CONCORDIA: A Family Memoir, by Stella Suberman. Published 1999 by Anchor (Random House Australia), $19.95.
Most Jewish immigrant history of the 20th century – from Central and Eastern Europe – has consisted of stories of “making it” in cities, whether they be New York or Melbourne. From the Lower East Side to Carlton, Jewish immigrants have embraced their new city locations with a passion not always shared by Irish and Italian immigrants.
But there is another Jewish immigrant story, told much less frequently: immigrants who have found their way to small country towns – places like Condobolin or Gundagai, where often as not they are the only Jews in town, and where they are inevitably involved in retail trade. This is the basis of Concordia by Stella Suberman, which is subtitled “a family memoir”. The story is that of the Bronson family, and in particular Aaron Bronson (Stella’s father), and the time they spent in “Concordia”, Tennessee (a pseudonymous town) in the 1920s, where they opened a “Jew Store”, as it was then called (dry goods).
The Bronsons are the first (and only) Jewish residents of Concordia, a town of about 5000 – a real slice of small town early modern America. The Bronson journey to western Tennessee (cotton country) was fascinating in itself. Russian-born and orphaned as a child, Aaron travelled to the “gold” of New York City, but found the city unfriendly and lonely. After an early experience living in Savannah, Georgia, he found the American south very much to his liking. So when he met and married Reba (like him, born in Russia), he soon tired of his job as a pushcart peddler in New York and convinced the family to move south. First stop was Nashville, where they were welcomed by the local Jewish retail community, which assisted them to set up their own shop in the rural west of the state.

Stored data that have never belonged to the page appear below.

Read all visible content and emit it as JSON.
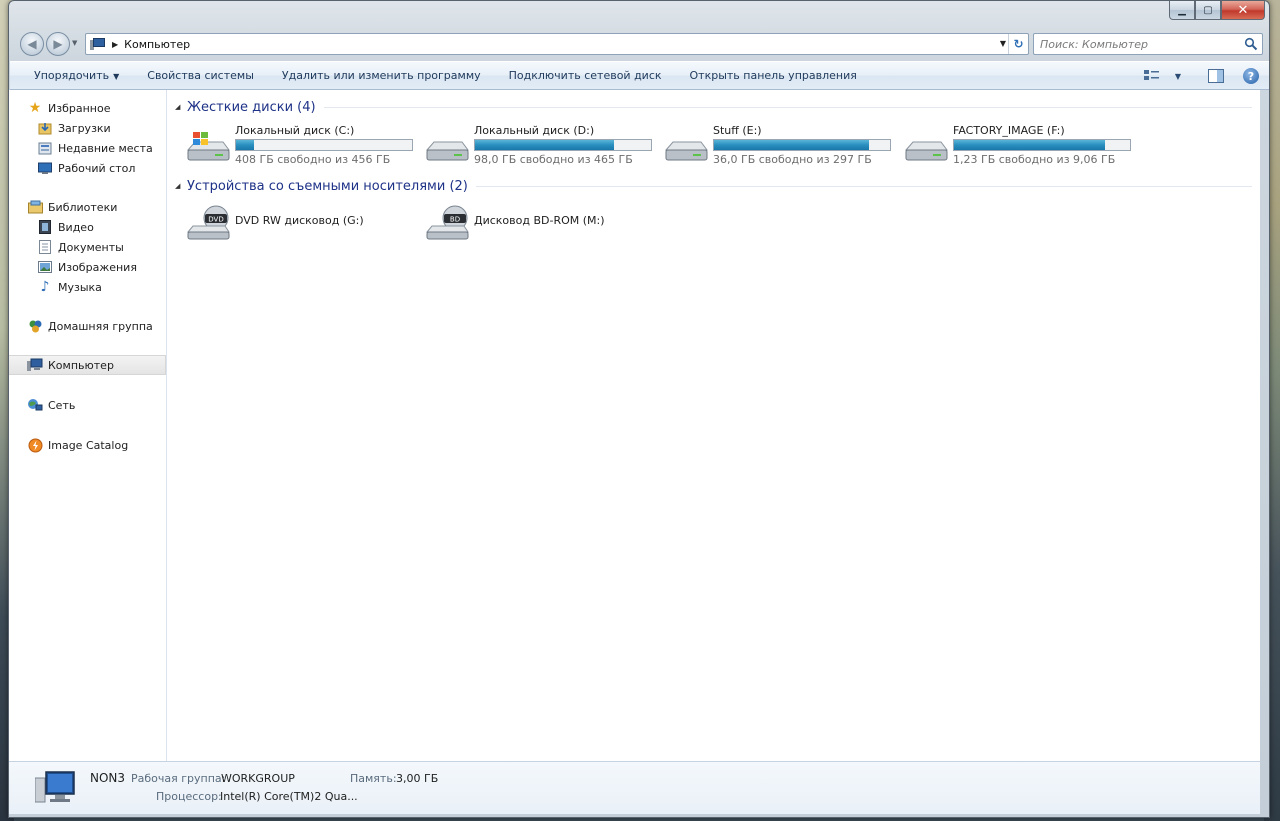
{
  "window": {
    "breadcrumb": "Компьютер",
    "search_placeholder": "Поиск: Компьютер"
  },
  "toolbar": {
    "organize": "Упорядочить",
    "system_properties": "Свойства системы",
    "uninstall": "Удалить или изменить программу",
    "map_drive": "Подключить сетевой диск",
    "control_panel": "Открыть панель управления"
  },
  "sidebar": {
    "favorites": "Избранное",
    "downloads": "Загрузки",
    "recent": "Недавние места",
    "desktop": "Рабочий стол",
    "libraries": "Библиотеки",
    "video": "Видео",
    "documents": "Документы",
    "pictures": "Изображения",
    "music": "Музыка",
    "homegroup": "Домашняя группа",
    "computer": "Компьютер",
    "network": "Сеть",
    "image_catalog": "Image Catalog"
  },
  "groups": {
    "hard_drives": "Жесткие диски (4)",
    "removable": "Устройства со съемными носителями (2)"
  },
  "drives": [
    {
      "name": "Локальный диск (C:)",
      "free": "408 ГБ свободно из 456 ГБ",
      "used_fraction": 0.105
    },
    {
      "name": "Локальный диск (D:)",
      "free": "98,0 ГБ свободно из 465 ГБ",
      "used_fraction": 0.79
    },
    {
      "name": "Stuff (E:)",
      "free": "36,0 ГБ свободно из 297 ГБ",
      "used_fraction": 0.88
    },
    {
      "name": "FACTORY_IMAGE (F:)",
      "free": "1,23 ГБ свободно из 9,06 ГБ",
      "used_fraction": 0.86
    }
  ],
  "optical": [
    {
      "name": "DVD RW дисковод (G:)",
      "badge": "DVD"
    },
    {
      "name": "Дисковод BD-ROM (M:)",
      "badge": "BD"
    }
  ],
  "details": {
    "computer_name": "NON3",
    "workgroup_label": "Рабочая группа:",
    "workgroup": "WORKGROUP",
    "memory_label": "Память:",
    "memory": "3,00 ГБ",
    "cpu_label": "Процессор:",
    "cpu": "Intel(R) Core(TM)2 Qua..."
  }
}
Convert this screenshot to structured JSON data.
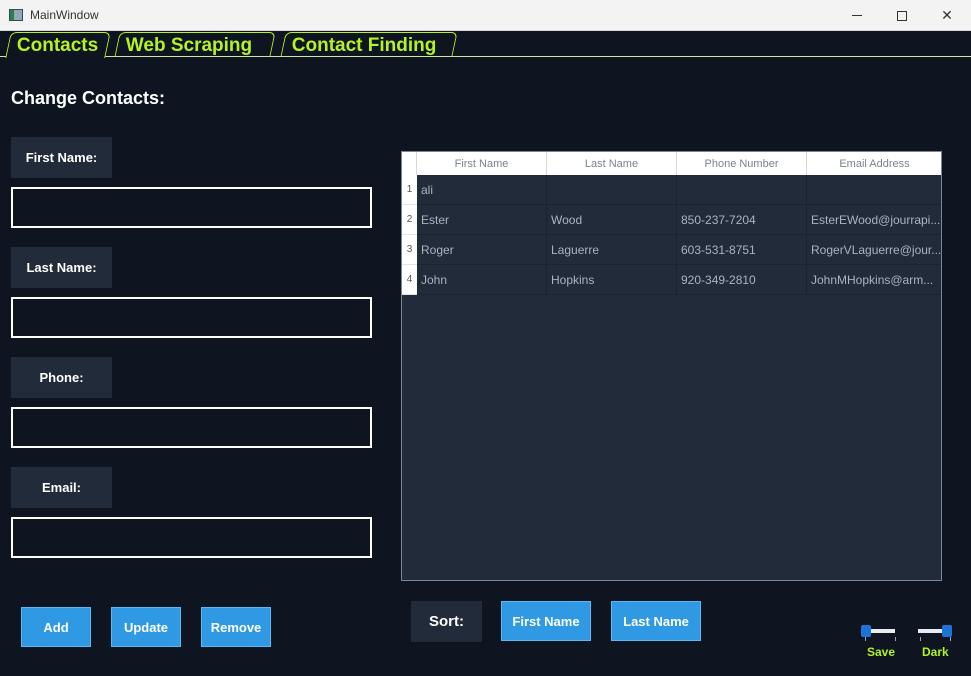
{
  "window": {
    "title": "MainWindow"
  },
  "tabs": [
    {
      "label": "Contacts"
    },
    {
      "label": "Web Scraping"
    },
    {
      "label": "Contact Finding"
    }
  ],
  "form": {
    "heading": "Change Contacts:",
    "first_name_label": "First Name:",
    "last_name_label": "Last Name:",
    "phone_label": "Phone:",
    "email_label": "Email:",
    "first_name_value": "",
    "last_name_value": "",
    "phone_value": "",
    "email_value": ""
  },
  "actions": {
    "add": "Add",
    "update": "Update",
    "remove": "Remove"
  },
  "sort": {
    "label": "Sort:",
    "first_name": "First Name",
    "last_name": "Last Name"
  },
  "table": {
    "columns": [
      "First Name",
      "Last Name",
      "Phone Number",
      "Email Address"
    ],
    "rows": [
      {
        "num": "1",
        "cells": [
          "ali",
          "",
          "",
          ""
        ]
      },
      {
        "num": "2",
        "cells": [
          "Ester",
          "Wood",
          "850-237-7204",
          "EsterEWood@jourrapi..."
        ]
      },
      {
        "num": "3",
        "cells": [
          "Roger",
          "Laguerre",
          "603-531-8751",
          "RogerVLaguerre@jour..."
        ]
      },
      {
        "num": "4",
        "cells": [
          "John",
          "Hopkins",
          "920-349-2810",
          "JohnMHopkins@arm..."
        ]
      }
    ]
  },
  "toggles": {
    "save": {
      "label": "Save",
      "value": 0
    },
    "dark": {
      "label": "Dark",
      "value": 1
    }
  },
  "colors": {
    "accent": "#b5f221",
    "button": "#2f9ae3",
    "background": "#0e1420",
    "panel": "#222b39"
  }
}
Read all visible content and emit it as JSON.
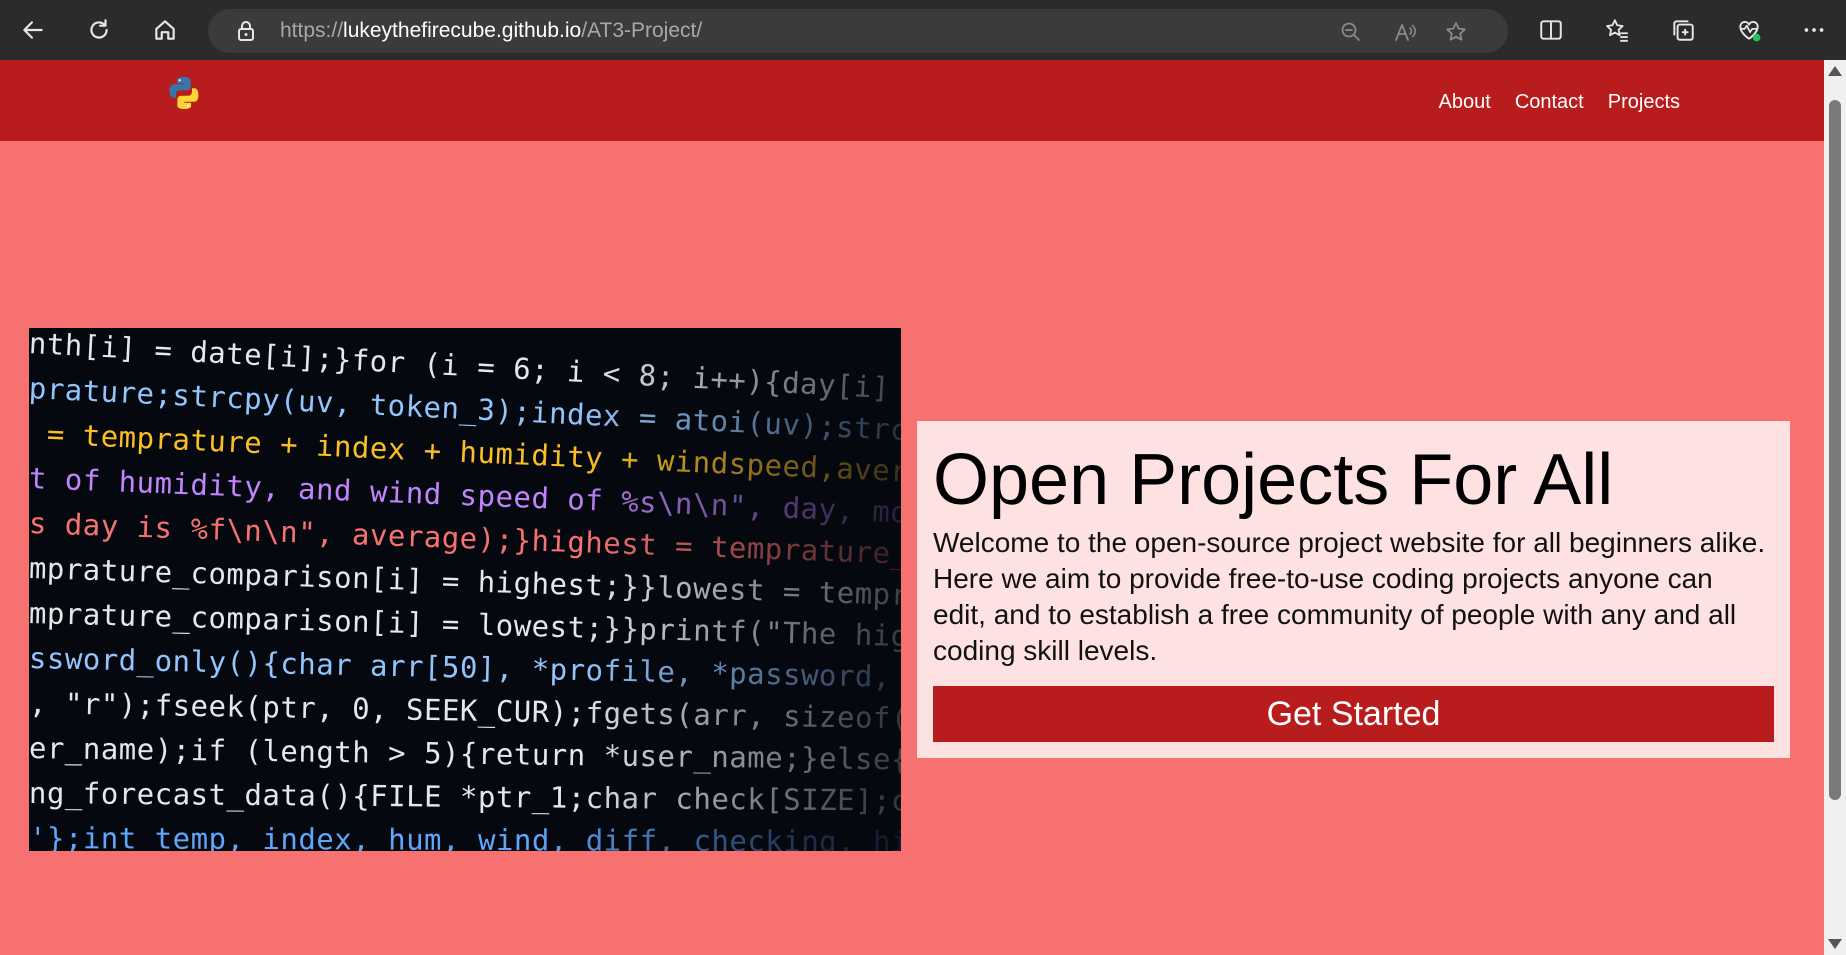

Concordia the book operates on many levels: It is a family history, although clearly one with poetic license, with whole conversations (which took place before the author was born) related word for word. It is also a social history, of Jewish migrants running up against the “old” rural, Christian south, adapting to the new environment as best they can. And it is a journey of discovery for the author, the youngest of the family (the only one actually born in Concordia).
Concordia covers some territory as the recent The Color of Water (the Jewish southern shopkeeping experience). The book’s tone is warm, friendly, and the Concordia residents are described in great detail. In recent years, Jewish family memoirs have been published with great frequency, and Concordia comes across as pleasant but less than rivetting. The Bronsons were not that interesting or unusual (like the Color of Water family), and Suberman’s prose is relatively bland, also lacking significant insights beyond the family history. This book will be of greatest interest for Jews who have grown up or lived in small town Christian communities – where they will inevitably empathise with the experiences.